Le président de la métropole lyonnaise, laquelle a repris les compétences du département du Rhône lui-même à l’origine du projet Rhônexpress, « demande la convocation d’un conseil syndical extraordinaire en janvier afin de soumettre au vote la résiliation du contrat». David Kimelfeld et ses conseils s’appuient sur les conclusions de la Chambre régionale des comptes d’Auvergne-Rhône-Alpes. Une résiliation et une reprise sous l’égide du Sytral, le syndicat des transports de l’agglomération lyonnaise qui est l’autorité organisatrice pour Lyon Métropole et désormais pour le département du Nouveau-Rhône (ex-département du Rhône hors métropole) à l’exception des TER, permettrait, selon la Chambre, de proposer dès 2020 « une baisse des tarifs sensiblement supérieure à celle proposée par le délégataire actuel ».
Ce transfert impliquerait néanmoins le versement d’importantes indemnités à Vinci, évaluées à plusieurs dizaines de millions d’euros, pour rupture du contrat. La reprise des actifs s'imposerait, en particulier des six rames Stadler Tango de 27 mètres de longueur aptes à rouler à 100km/h. Cette vitesse est admise sur la section de 7km entre Meyzieu-Zone industrielle et Aéroport Saint-Exupéry, qui n’est parcourue que par Rhônexpress alors que les 16 autres kilomètres sont partagés avec la ligne de tramway T3 des TCL. Notons que Rhônexpress a vivement défendu son monopole contractuel sur la relation, face à la demande de rétablissement de lignes de bus rejoignant Saint-Exupéry par les communes avoisinantes.
Rame Stadler Tango à Lyon-Part-Dieu. Une rupture du contrat avec le consortium mené par Vinci imposerait un rachat du parc de six éléments. (DR)

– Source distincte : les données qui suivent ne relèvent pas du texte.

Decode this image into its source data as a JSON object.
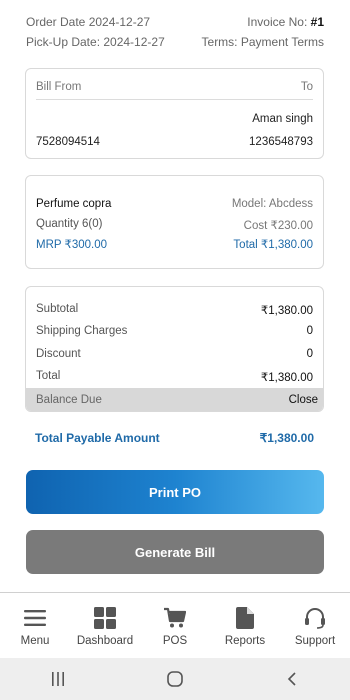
{
  "header": {
    "order_date": "Order Date 2024-12-27",
    "invoice_label": "Invoice No: ",
    "invoice_no": "#1",
    "pickup_date": "Pick-Up Date: 2024-12-27",
    "terms": "Terms: Payment Terms"
  },
  "bill": {
    "from_label": "Bill From",
    "to_label": "To",
    "to_name": "Aman singh",
    "from_phone": "7528094514",
    "to_phone": "1236548793"
  },
  "item": {
    "name": "Perfume copra",
    "model": "Model: Abcdess",
    "quantity": "Quantity 6(0)",
    "cost": "Cost ₹230.00",
    "mrp": "MRP ₹300.00",
    "total": "Total ₹1,380.00"
  },
  "summary": {
    "subtotal_label": "Subtotal",
    "subtotal": "₹1,380.00",
    "shipping_label": "Shipping Charges",
    "shipping": "0",
    "discount_label": "Discount",
    "discount": "0",
    "total_label": "Total",
    "total": "₹1,380.00",
    "balance_label": "Balance Due",
    "balance_value": "Close"
  },
  "payable": {
    "label": "Total Payable Amount",
    "value": "₹1,380.00"
  },
  "buttons": {
    "print": "Print PO",
    "generate": "Generate Bill"
  },
  "nav": [
    {
      "label": "Menu",
      "icon": "menu-icon"
    },
    {
      "label": "Dashboard",
      "icon": "dashboard-icon"
    },
    {
      "label": "POS",
      "icon": "cart-icon"
    },
    {
      "label": "Reports",
      "icon": "document-icon"
    },
    {
      "label": "Support",
      "icon": "headset-icon"
    }
  ],
  "colors": {
    "accent": "#1f6aa8",
    "print_button": "#1e83d0",
    "generate_button": "#7a7a7a"
  }
}
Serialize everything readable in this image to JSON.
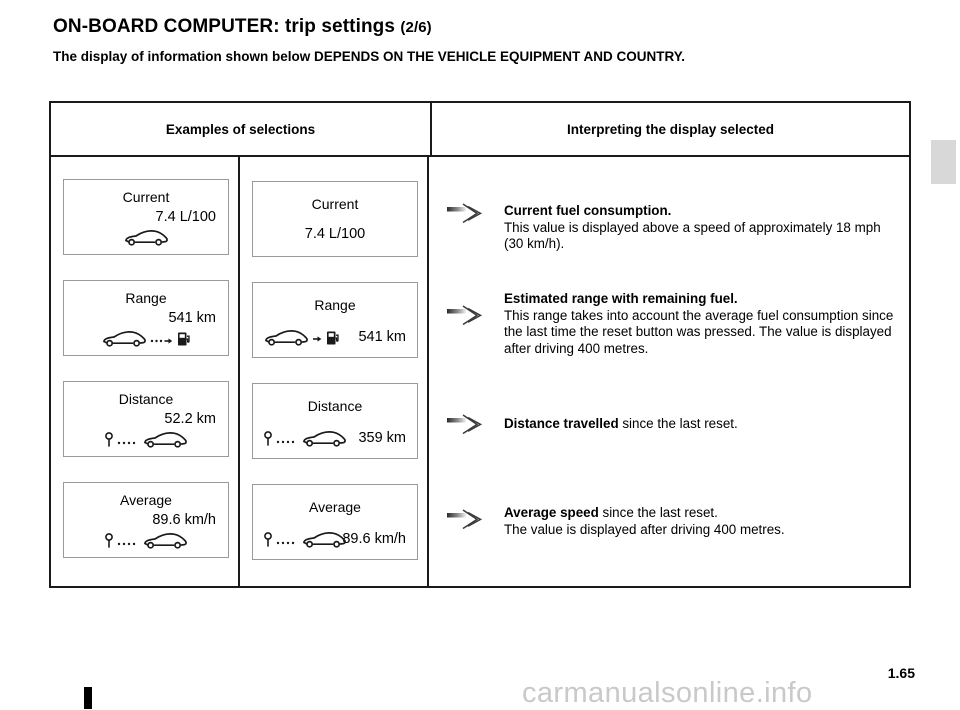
{
  "header": {
    "title_main": "ON-BOARD COMPUTER: trip settings",
    "title_fraction": "(2/6)",
    "subtitle": "The display of information shown below DEPENDS ON THE VEHICLE EQUIPMENT AND COUNTRY."
  },
  "table": {
    "columns": [
      {
        "label": "Examples of selections"
      },
      {
        "label": "Interpreting the display selected"
      }
    ],
    "rows": [
      {
        "key": "current",
        "example_a": {
          "label": "Current",
          "value": "7.4 L/100",
          "icons": [
            "car-icon"
          ]
        },
        "example_b": {
          "label": "Current",
          "value": "7.4 L/100",
          "icons": []
        },
        "interpretation": {
          "arrow": "arrow-right-icon",
          "heading": "Current fuel consumption.",
          "body": "This value is displayed above a speed of approximately 18 mph (30 km/h)."
        }
      },
      {
        "key": "range",
        "example_a": {
          "label": "Range",
          "value": "541 km",
          "icons": [
            "car-icon",
            "dotted-arrow-icon",
            "fuel-pump-icon"
          ]
        },
        "example_b": {
          "label": "Range",
          "value": "541 km",
          "icons": [
            "car-icon",
            "small-arrow-icon",
            "fuel-pump-icon"
          ]
        },
        "interpretation": {
          "arrow": "arrow-right-icon",
          "heading": "Estimated range with remaining fuel.",
          "body": "This range takes into account the average fuel consumption since the last time the reset button was pressed. The value is displayed after driving 400 metres."
        }
      },
      {
        "key": "distance",
        "example_a": {
          "label": "Distance",
          "value": "52.2 km",
          "icons": [
            "map-pin-icon",
            "dotted-line-icon",
            "car-icon"
          ]
        },
        "example_b": {
          "label": "Distance",
          "value": "359 km",
          "icons": [
            "map-pin-icon",
            "dotted-line-icon",
            "car-icon"
          ]
        },
        "interpretation": {
          "arrow": "arrow-right-icon",
          "heading": "Distance travelled",
          "body": " since the last reset."
        }
      },
      {
        "key": "average",
        "example_a": {
          "label": "Average",
          "value": "89.6 km/h",
          "icons": [
            "map-pin-icon",
            "dotted-line-icon",
            "car-icon"
          ]
        },
        "example_b": {
          "label": "Average",
          "value": "89.6 km/h",
          "icons": [
            "map-pin-icon",
            "dotted-line-icon",
            "car-icon"
          ]
        },
        "interpretation": {
          "arrow": "arrow-right-icon",
          "heading": "Average speed",
          "body": " since the last reset.\nThe value is displayed after driving 400 metres."
        }
      }
    ]
  },
  "footer": {
    "folio": "1.65",
    "watermark": "carmanualsonline.info"
  },
  "colors": {
    "border": "#1a1a1a",
    "panel_border": "#9a9a9a",
    "margin_tab": "#d8d8d8",
    "watermark": "#c9c9c9"
  }
}
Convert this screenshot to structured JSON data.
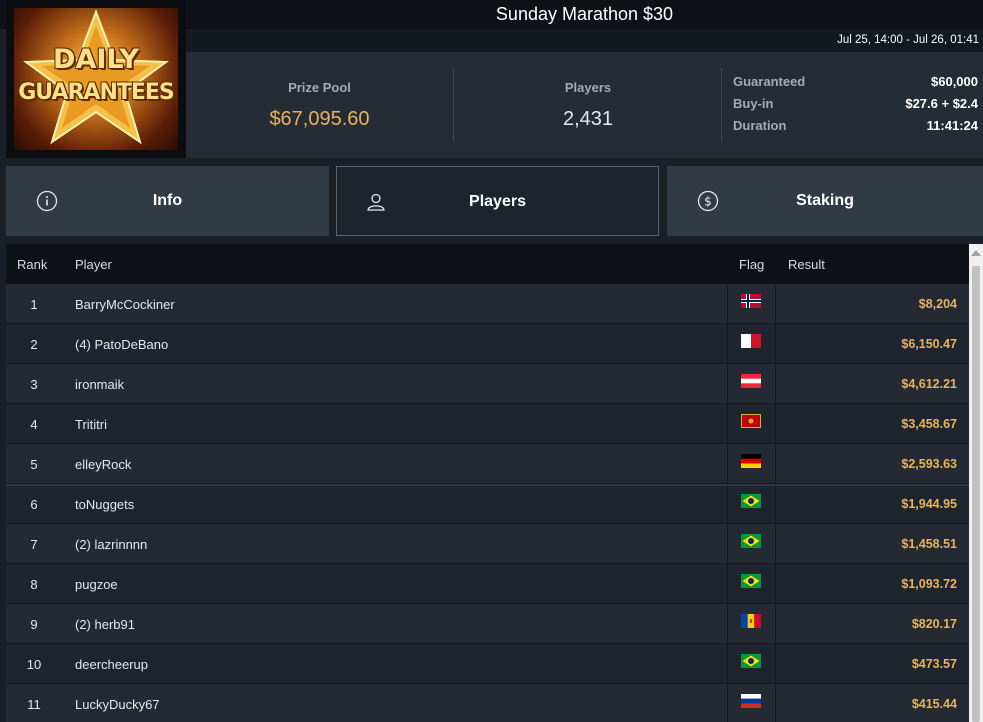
{
  "tournament": {
    "title": "Sunday Marathon $30",
    "date_range": "Jul 25, 14:00 - Jul 26, 01:41"
  },
  "logo": {
    "line1": "DAILY",
    "line2": "GUARANTEES"
  },
  "stats": {
    "prize_pool_label": "Prize Pool",
    "prize_pool_value": "$67,095.60",
    "players_label": "Players",
    "players_value": "2,431",
    "details": [
      {
        "label": "Guaranteed",
        "value": "$60,000"
      },
      {
        "label": "Buy-in",
        "value": "$27.6 + $2.4"
      },
      {
        "label": "Duration",
        "value": "11:41:24"
      }
    ]
  },
  "tabs": [
    {
      "label": "Info",
      "icon": "info-icon"
    },
    {
      "label": "Players",
      "icon": "user-icon",
      "active": true
    },
    {
      "label": "Staking",
      "icon": "dollar-coin-icon"
    }
  ],
  "table": {
    "headers": {
      "rank": "Rank",
      "player": "Player",
      "flag": "Flag",
      "result": "Result"
    },
    "rows": [
      {
        "rank": "1",
        "player": "BarryMcCockiner",
        "flag": "norway",
        "result": "$8,204"
      },
      {
        "rank": "2",
        "player": "(4) PatoDeBano",
        "flag": "malta",
        "result": "$6,150.47"
      },
      {
        "rank": "3",
        "player": "ironmaik",
        "flag": "austria",
        "result": "$4,612.21"
      },
      {
        "rank": "4",
        "player": "Trititri",
        "flag": "montenegro",
        "result": "$3,458.67"
      },
      {
        "rank": "5",
        "player": "elleyRock",
        "flag": "germany",
        "result": "$2,593.63"
      },
      {
        "rank": "6",
        "player": "toNuggets",
        "flag": "brazil",
        "result": "$1,944.95"
      },
      {
        "rank": "7",
        "player": "(2) lazrinnnn",
        "flag": "brazil",
        "result": "$1,458.51"
      },
      {
        "rank": "8",
        "player": "pugzoe",
        "flag": "brazil",
        "result": "$1,093.72"
      },
      {
        "rank": "9",
        "player": "(2) herb91",
        "flag": "moldova",
        "result": "$820.17"
      },
      {
        "rank": "10",
        "player": "deercheerup",
        "flag": "brazil",
        "result": "$473.57"
      },
      {
        "rank": "11",
        "player": "LuckyDucky67",
        "flag": "russia",
        "result": "$415.44"
      }
    ]
  },
  "colors": {
    "accent_gold": "#e8b45a",
    "background": "#1b2028",
    "header_dark": "#0e1217"
  }
}
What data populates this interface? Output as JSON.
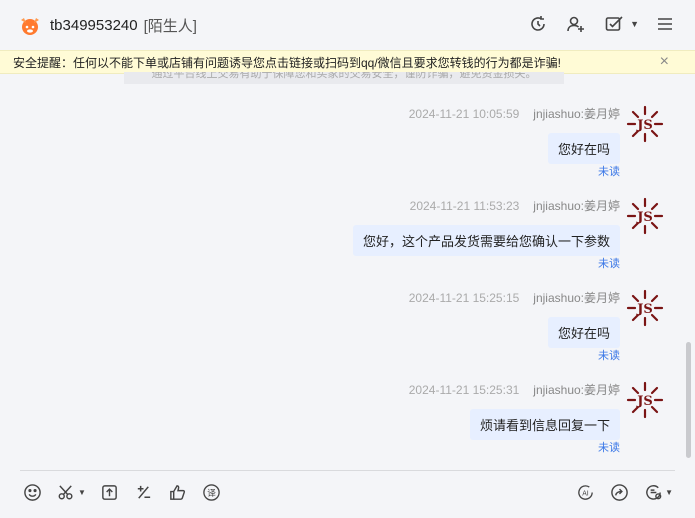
{
  "header": {
    "username": "tb349953240",
    "tag": "[陌生人]"
  },
  "banner": {
    "text": "安全提醒：任何以不能下单或店铺有问题诱导您点击链接或扫码到qq/微信且要求您转钱的行为都是诈骗!",
    "close": "×"
  },
  "notice": {
    "text": "通过平台线上交易有助于保障您和买家的交易安全，谨防诈骗，避免资金损失。"
  },
  "messages": [
    {
      "time": "2024-11-21 10:05:59",
      "sender": "jnjiashuo:姜月婷",
      "text": "您好在吗",
      "status": "未读"
    },
    {
      "time": "2024-11-21 11:53:23",
      "sender": "jnjiashuo:姜月婷",
      "text": "您好，这个产品发货需要给您确认一下参数",
      "status": "未读"
    },
    {
      "time": "2024-11-21 15:25:15",
      "sender": "jnjiashuo:姜月婷",
      "text": "您好在吗",
      "status": "未读"
    },
    {
      "time": "2024-11-21 15:25:31",
      "sender": "jnjiashuo:姜月婷",
      "text": "烦请看到信息回复一下",
      "status": "未读"
    }
  ],
  "colors": {
    "accent": "#3b78e7",
    "bubble": "#e7efff",
    "banner": "#fffbd6",
    "avatar": "#7a1414"
  }
}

Les rames Stadler, âgées de seulement neuf ans (la mise en service de la relation Rhônexpress date du 9 août 2010) sont entretenues et remisées dans un atelier distinct du Centre de maintenance des tramways des Panettes des TCL, de l’autre côté des voies principales à Meyzieu. Affichant une largeur de caisses de 2,55m, elles sont néanmoins compatibles avec le gabarit des tramways TCL de 2,40m grâce à un galbe des faces latérales ménageant en bas de caisses l’espace des nez de quais en stations.
Divorce à l’amiable ou recours à la justice ? Quel que soit le mode de séparation, la facture devrait peser dans les projets de développement des transports publics à Lyon et dans sa région.